= Nydia Blas =

American photographer

Nydia Blas (born 1981) is an American photographer from the state of New York, whose works explore the identity of young Black women and girls. Her concern at the lack of Black women represented in the visual arts has led her to concentrate solely on making images of women of color. She is currently an assistant professor at Spelman College in Atlanta, Georgia, where she teaches photography in the department of art and visual culture.

==Early life and education==
Nydia Blas was born in October 1981, and grew up in Ithaca, New York. Blas received her bachelor's degree from Ithaca College in cinema and photography with a minor in African diaspora studies. She received her Master of Fine Arts in photography from Syracuse University.

==Photography==
Blas began making photographs as a teenager. At first, she was interested in photography as a process, particularly trying and failing until the desired product is achieved. She then became intrigued with photography as a means to influence public opinion, citing the use of photographs by the anti-lynching movement to turn the public against lynching.

Nydia explores sexuality, intimacy, and her lived experience as a child, adult, and mother through photography, collage, film, and books. She uses her art to construct a physical and allegorical space framed through a Black feminine eye, weaving stories about situation, meaning, and influence. Blas's photographs explore Black identity, particularly young Black women and girls.
Blas stated that she draws inspiration from Audre Lorde's concept of "the erotic", which includes not just sexuality but also intimacy among family members and friends.
One of her photo series is entitled The Girls Who Spun Gold.
The name of the photo series comes from a Virginia Hamilton book The Girl Who Spun Gold, which is an African-American interpretation of the classic fairytale "Rumpelstiltskin".
Priscilla Frank of HuffPost called the series "a celebration of girls in all their sloppiness, softness and strength".

Most of the subjects of Blas's photographs are Black women. In a 2016 interview, Blas noted the lack of Black women represented in visual arts, stating "This is why I have I chosen to currently make images of only women of color."
Blas believes that her work challenges the notion of Black women as "hypersexual beings", saying that the stereotype was created "to reinforce very old stereotypes that were created to justify the mistreatment and exploitation of black women during slavery". The subjects of her photographs instead express sexuality on their own terms, reclaiming "their identities and their bodies".

Blas's work has been displayed at The Wing in New York City and Washington, D.C.; her work was also included in an exhibition called Vigilance, Struggle, Pride: Through Her Eyes that traveled through Europe.
In 2016, Blas was a visual artist-in-residence at the Center for Photography at Woodstock. In 2018, her photo series Whatever You Like was displayed at the Garey Gallery.
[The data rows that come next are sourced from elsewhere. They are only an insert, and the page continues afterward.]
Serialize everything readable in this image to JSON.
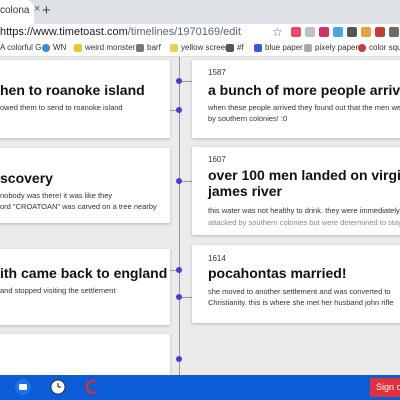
{
  "browser": {
    "tab_title": "colonali",
    "tab_close": "×",
    "new_tab": "+",
    "url_host": "https://www.timetoast.com",
    "url_path": "/timelines/1970169/edit",
    "star": "☆",
    "bookmarks": [
      "A colorful G",
      "WN",
      "weird monster",
      "barf",
      "yellow screen",
      "#f",
      "blue paper",
      "pixely paper",
      "color squa"
    ]
  },
  "timeline": {
    "left_cards": [
      {
        "title": "hen to roanoke island",
        "desc": "owed them to send to roanoke island"
      },
      {
        "title": "scovery",
        "desc_lines": [
          "nobody was there! it was like they",
          "ord \"CROATOAN\" was carved on a tree nearby"
        ]
      },
      {
        "title": "ith came back to england",
        "desc": "and stopped visiting the settlement"
      }
    ],
    "right_cards": [
      {
        "date": "1587",
        "title": "a bunch of more people arrived",
        "desc_lines": [
          "when these people arrived they found out that the men we",
          "by southern colonies! :0"
        ]
      },
      {
        "date": "1607",
        "title_lines": [
          "over 100 men landed on virginia",
          "james river"
        ],
        "desc_lines": [
          "this water was not healthy to drink. they were immediately",
          "attacked by southern colonies but were determined to stay"
        ]
      },
      {
        "date": "1614",
        "title": "pocahontas married!",
        "desc_lines": [
          "she moved to another settlement and was converted to",
          "Christianity. this is where she met her husband john rifle"
        ]
      }
    ]
  },
  "taskbar": {
    "sign_out": "Sign ou"
  },
  "colors": {
    "accent_dot": "#4a3bd6",
    "taskbar": "#0a5cd7",
    "signout": "#e0303a"
  }
}
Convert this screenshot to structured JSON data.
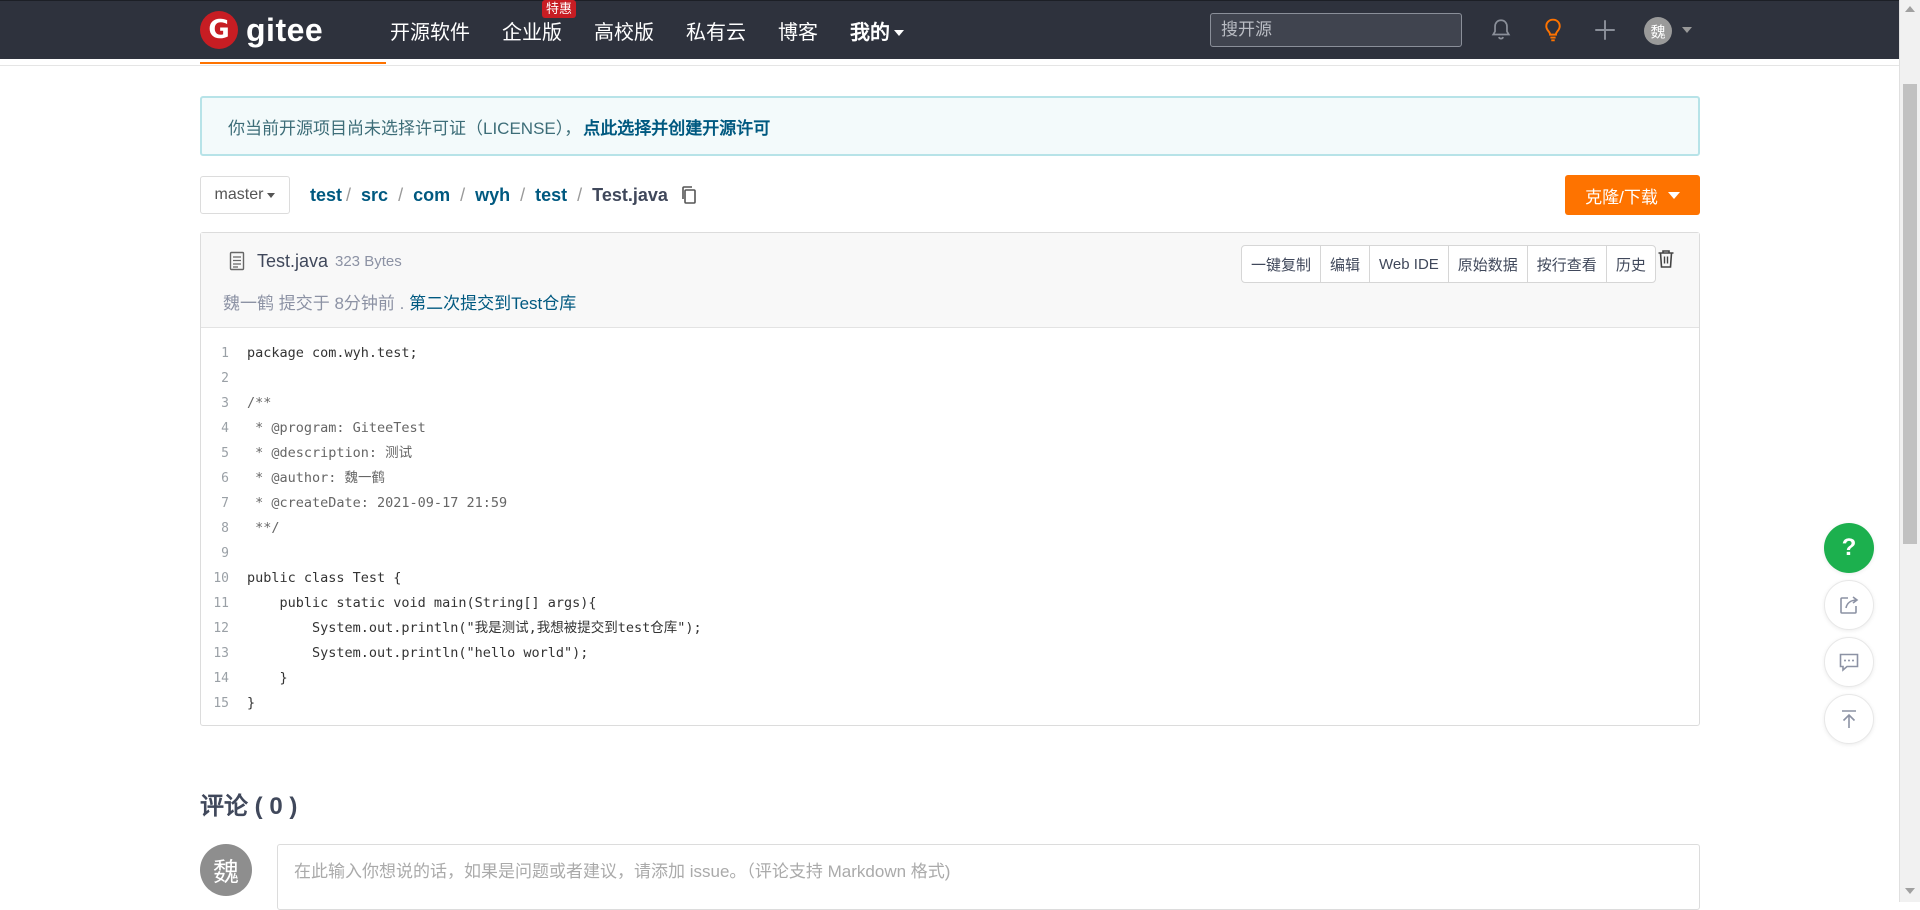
{
  "nav": {
    "logo_text": "gitee",
    "items": [
      {
        "label": "开源软件"
      },
      {
        "label": "企业版",
        "badge": "特惠"
      },
      {
        "label": "高校版"
      },
      {
        "label": "私有云"
      },
      {
        "label": "博客"
      }
    ],
    "mine_label": "我的",
    "search_placeholder": "搜开源",
    "avatar_char": "魏"
  },
  "license_alert": {
    "text": "你当前开源项目尚未选择许可证（LICENSE），",
    "link": "点此选择并创建开源许可"
  },
  "breadcrumb": {
    "branch": "master",
    "parts": [
      "test",
      "src",
      "com",
      "wyh",
      "test"
    ],
    "file": "Test.java",
    "separator": "/"
  },
  "clone_button": "克隆/下载",
  "file": {
    "name": "Test.java",
    "size": "323 Bytes",
    "commit_author_time": "魏一鹤 提交于 8分钟前 .",
    "commit_message": "第二次提交到Test仓库",
    "actions": [
      "一键复制",
      "编辑",
      "Web IDE",
      "原始数据",
      "按行查看",
      "历史"
    ]
  },
  "code_lines": [
    "package com.wyh.test;",
    "",
    "/**",
    " * @program: GiteeTest",
    " * @description: 测试",
    " * @author: 魏一鹤",
    " * @createDate: 2021-09-17 21:59",
    " **/",
    "",
    "public class Test {",
    "    public static void main(String[] args){",
    "        System.out.println(\"我是测试,我想被提交到test仓库\");",
    "        System.out.println(\"hello world\");",
    "    }",
    "}"
  ],
  "comments": {
    "title": "评论 ( 0 )",
    "avatar_char": "魏",
    "placeholder": "在此输入你想说的话，如果是问题或者建议，请添加 issue。（评论支持 Markdown 格式)"
  },
  "floating": {
    "help": "?"
  },
  "colors": {
    "nav_bg": "#2e323d",
    "accent_orange": "#fe7300",
    "brand_red": "#c71d23",
    "link_blue": "#005980",
    "help_green": "#1cb04e"
  }
}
Also in 2018, she was one of three recipients of a Light Work grant.

Some of her photographs were included in the book Mfon: Women Photographers of the African Diaspora, "an anthology featuring the work of more than 100 female photographers of African descent from around the world". One of the authors of the book, Adama Delphine Fawundu, referred to Blas's work as "striking", saying:

It's really looking at what it's like to be in this body. And the social implications and expectations of being in this body but then creating this magical world that empowers them. These girls are magical in their own way.

==Community organizer==
In January 2017, Blas was named as the acting executive director of the Southside Community Center.
As of 2018, she was one of the two leaders of the Center, the other being Nia Nunn.
Blas and Nunn created an outreach campaign they named "Black Girl Alchemists", which they targeted at young Black women in Ithaca, New York.
The campaign encouraged these women to express themselves through literature and art to combat internalized racism and sexism.
They won a US$270,000 grant in 2016 to continue their efforts centered on Black cultural identity.

While working at the Southside Community Center, Blas founded the Girl Empowerment Group. Blas acted as a mentor to the girls in the group, encouraging them to keep diaries, teaching them about self esteem, and organizing events for other teenagers in the Black community. Members of the Girl Empowerment Group later became the subjects of her photo series The Girls Who Spun Gold.
Through her photographs of the young women, Blas hopes that her subjects can reclaim their identities and their bodies, stating: "I wanted my subjects to reclaim, explore, and protect their bodies and sexuality, and to reveal the magic that happens between women and self. I would like this work to state that black and brown females have a right to pleasure and a right to fantasy."

==Personal life==
Blas had her first child when she was 18 years old. As of 2021, she has two children.(Naseem), (Rosario).
She stated that her experience as a mother "runs through all of my work".